Published Date: 06.05.2015
The Police Ombudsman has concluded that police were justified in using Taser against a 18-year-old who threatened officers with a knife after they responded to a 999 call from his mother.
The incident happened in north Belfast in the early hours of 26 October 2013.
All incidents during which police firearms are discharged, are automatically referred by police to the Police Ombudsman’s Office for independent investigation.
During their investigation, Police Ombudsman investigators reviewed police records, analysed the electronic memory of the Taser, and secured statements from the officers involved.
They established that the youth’s mother had called police after he had arrived home intoxicated and with a black eye. When his mother challenged him about what had happened he walked out of the house.

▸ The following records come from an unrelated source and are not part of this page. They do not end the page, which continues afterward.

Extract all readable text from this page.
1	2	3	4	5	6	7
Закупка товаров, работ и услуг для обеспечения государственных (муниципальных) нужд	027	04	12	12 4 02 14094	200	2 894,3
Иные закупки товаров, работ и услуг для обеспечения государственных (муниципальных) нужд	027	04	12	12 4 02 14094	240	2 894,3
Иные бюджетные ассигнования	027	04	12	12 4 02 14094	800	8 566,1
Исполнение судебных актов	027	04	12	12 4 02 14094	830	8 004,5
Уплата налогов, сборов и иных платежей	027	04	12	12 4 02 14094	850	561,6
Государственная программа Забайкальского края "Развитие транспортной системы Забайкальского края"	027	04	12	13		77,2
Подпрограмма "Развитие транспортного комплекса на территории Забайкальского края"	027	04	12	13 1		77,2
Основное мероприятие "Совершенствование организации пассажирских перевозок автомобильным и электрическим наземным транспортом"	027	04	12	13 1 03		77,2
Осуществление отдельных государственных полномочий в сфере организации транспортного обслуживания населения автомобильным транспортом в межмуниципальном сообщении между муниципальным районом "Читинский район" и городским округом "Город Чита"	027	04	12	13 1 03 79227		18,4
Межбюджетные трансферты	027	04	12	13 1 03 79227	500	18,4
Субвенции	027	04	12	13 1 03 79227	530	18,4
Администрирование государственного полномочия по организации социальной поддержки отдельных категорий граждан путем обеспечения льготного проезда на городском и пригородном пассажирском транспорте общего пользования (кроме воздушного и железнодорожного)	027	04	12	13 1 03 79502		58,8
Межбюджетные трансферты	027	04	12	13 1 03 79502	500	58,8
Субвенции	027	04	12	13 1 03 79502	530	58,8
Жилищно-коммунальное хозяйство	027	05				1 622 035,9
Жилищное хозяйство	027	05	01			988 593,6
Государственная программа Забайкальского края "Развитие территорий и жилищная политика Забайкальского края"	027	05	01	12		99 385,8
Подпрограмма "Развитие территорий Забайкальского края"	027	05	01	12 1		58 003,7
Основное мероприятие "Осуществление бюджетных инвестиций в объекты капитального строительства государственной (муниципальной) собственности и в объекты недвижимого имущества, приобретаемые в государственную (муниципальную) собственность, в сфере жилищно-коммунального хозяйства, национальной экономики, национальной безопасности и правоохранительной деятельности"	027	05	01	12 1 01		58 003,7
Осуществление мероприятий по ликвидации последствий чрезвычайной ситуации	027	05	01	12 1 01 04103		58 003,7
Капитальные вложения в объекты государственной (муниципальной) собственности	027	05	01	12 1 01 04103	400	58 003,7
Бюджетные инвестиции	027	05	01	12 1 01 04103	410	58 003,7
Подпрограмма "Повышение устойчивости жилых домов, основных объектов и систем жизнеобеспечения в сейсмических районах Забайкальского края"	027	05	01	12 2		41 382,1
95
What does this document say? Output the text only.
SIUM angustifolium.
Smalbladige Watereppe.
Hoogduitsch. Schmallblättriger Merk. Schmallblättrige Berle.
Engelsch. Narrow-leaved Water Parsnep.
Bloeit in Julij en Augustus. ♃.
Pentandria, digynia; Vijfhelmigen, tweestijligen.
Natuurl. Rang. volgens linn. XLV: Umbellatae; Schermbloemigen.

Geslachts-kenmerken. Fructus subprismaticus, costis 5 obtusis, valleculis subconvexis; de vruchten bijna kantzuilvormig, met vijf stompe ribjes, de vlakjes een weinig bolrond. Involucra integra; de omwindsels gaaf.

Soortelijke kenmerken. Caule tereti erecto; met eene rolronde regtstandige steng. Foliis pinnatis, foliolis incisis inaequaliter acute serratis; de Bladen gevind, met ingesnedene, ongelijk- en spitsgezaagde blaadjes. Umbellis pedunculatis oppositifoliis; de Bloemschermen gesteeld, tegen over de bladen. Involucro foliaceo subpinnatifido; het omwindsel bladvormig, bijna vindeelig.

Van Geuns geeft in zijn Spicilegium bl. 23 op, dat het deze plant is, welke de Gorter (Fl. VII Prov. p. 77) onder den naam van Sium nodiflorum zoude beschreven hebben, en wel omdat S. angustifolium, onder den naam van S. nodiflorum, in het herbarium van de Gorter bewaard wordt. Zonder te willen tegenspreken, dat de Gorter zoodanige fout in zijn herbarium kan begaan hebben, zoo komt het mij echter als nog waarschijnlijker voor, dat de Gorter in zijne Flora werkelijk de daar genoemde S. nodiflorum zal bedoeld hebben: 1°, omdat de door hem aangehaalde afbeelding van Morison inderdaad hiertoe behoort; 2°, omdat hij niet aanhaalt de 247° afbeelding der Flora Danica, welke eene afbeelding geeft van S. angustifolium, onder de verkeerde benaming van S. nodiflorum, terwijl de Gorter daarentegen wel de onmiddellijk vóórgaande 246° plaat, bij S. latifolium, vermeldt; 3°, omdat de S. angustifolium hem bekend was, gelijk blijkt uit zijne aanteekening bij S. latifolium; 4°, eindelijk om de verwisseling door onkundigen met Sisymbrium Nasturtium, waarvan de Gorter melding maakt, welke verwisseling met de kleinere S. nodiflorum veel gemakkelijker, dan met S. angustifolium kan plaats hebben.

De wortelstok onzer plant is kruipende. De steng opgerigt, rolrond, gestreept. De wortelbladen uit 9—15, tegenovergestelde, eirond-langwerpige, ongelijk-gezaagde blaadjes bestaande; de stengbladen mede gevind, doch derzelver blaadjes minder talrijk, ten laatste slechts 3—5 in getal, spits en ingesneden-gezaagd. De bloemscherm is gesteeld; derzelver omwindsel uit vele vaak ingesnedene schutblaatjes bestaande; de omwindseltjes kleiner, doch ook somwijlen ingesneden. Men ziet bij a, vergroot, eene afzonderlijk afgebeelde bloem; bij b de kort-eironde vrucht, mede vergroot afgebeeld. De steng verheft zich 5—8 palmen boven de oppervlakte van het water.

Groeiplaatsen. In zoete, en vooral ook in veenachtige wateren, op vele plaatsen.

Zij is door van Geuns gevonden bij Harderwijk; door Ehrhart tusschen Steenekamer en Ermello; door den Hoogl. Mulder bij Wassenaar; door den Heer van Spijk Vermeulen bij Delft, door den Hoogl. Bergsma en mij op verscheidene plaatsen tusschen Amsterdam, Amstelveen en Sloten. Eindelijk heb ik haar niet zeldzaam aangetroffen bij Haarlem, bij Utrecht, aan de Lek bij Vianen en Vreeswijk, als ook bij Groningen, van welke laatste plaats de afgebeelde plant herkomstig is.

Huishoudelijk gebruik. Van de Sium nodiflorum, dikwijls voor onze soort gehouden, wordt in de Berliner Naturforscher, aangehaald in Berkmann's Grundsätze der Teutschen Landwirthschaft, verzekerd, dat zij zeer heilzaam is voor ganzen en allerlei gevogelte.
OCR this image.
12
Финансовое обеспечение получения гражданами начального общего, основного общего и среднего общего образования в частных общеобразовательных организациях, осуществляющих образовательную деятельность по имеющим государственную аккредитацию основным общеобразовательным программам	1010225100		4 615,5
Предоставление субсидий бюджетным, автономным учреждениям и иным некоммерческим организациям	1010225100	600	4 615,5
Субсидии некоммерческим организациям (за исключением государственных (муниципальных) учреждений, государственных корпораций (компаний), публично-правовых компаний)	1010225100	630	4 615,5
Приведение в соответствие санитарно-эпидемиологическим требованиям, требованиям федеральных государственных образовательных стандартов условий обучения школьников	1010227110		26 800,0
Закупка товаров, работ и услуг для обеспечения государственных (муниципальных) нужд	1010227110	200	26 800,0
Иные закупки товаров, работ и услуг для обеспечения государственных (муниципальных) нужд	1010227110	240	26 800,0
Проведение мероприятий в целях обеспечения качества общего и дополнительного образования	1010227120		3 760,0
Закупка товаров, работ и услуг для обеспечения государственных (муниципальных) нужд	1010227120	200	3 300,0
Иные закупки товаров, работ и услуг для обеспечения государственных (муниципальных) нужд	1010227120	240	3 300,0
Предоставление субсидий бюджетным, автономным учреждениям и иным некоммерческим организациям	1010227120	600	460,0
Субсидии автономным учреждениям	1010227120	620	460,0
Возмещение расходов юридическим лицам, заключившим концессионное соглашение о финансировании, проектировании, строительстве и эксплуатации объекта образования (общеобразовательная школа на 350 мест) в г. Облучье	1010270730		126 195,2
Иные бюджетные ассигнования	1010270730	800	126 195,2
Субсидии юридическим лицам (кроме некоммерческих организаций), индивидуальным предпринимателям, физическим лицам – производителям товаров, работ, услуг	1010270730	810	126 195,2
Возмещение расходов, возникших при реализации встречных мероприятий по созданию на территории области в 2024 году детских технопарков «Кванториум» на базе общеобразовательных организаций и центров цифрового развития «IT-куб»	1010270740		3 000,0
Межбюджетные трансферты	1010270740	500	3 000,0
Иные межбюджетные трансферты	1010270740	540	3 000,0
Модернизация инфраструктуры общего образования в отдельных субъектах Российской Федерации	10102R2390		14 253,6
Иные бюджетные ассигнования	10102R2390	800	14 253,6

He was later found by police, and officers reported that he had run off and became aggressive when caught by officers. He was then restrained in handcuffs and taken home.
Some time later, the youth’s mother called 999 to report that he was causing trouble, had climbed out through a window and possibly had a knife. Officers reported that they could hear banging during the phone call.
When officers arrived at the house, the youth’s mother warned them that her son had threatened to stab police if they came back looking for him. Officers searched the surrounding area, but were unable to find him.
Later the same night his mother made a third phone call to police. She stated that her son had returned home and was “going mad” and still had a knife. She said no one had been injured, but stated that he was highly agitated and threatening to kill himself.
A police negotiator was sent, but efforts to mediate with the youth failed. He broke windows and was reported to haveg drawn the knife over his body.
Armed police response officers were sent to the scene. They told Police Ombudsman investigators that the situation continued to deteriorate as the youth threatened to kill police and himself. Despite officers shouting “Armed police, drop the knife”, they said he refused to drop the weapon.
Officers said he then moved aggressively towards them with the knife, and when he ignored another warning, Taser was used against him. Although he continued to act aggressively, officers were able to restrain him.
He was taken to the Accident and Emergency Department at the Mater Hospital, but given his continued aggressive behaviour, staff there refused to treat him. He was then taken into police custody.
Police Ombudsman investigators found that the officer who had used the Taser had been authorised to do so, and was properly trained in its use.
Having considered the evidence, Police Ombudsman Dr Michael Maguire concluded that the use of Taser had been lawful, proportionate and necessary.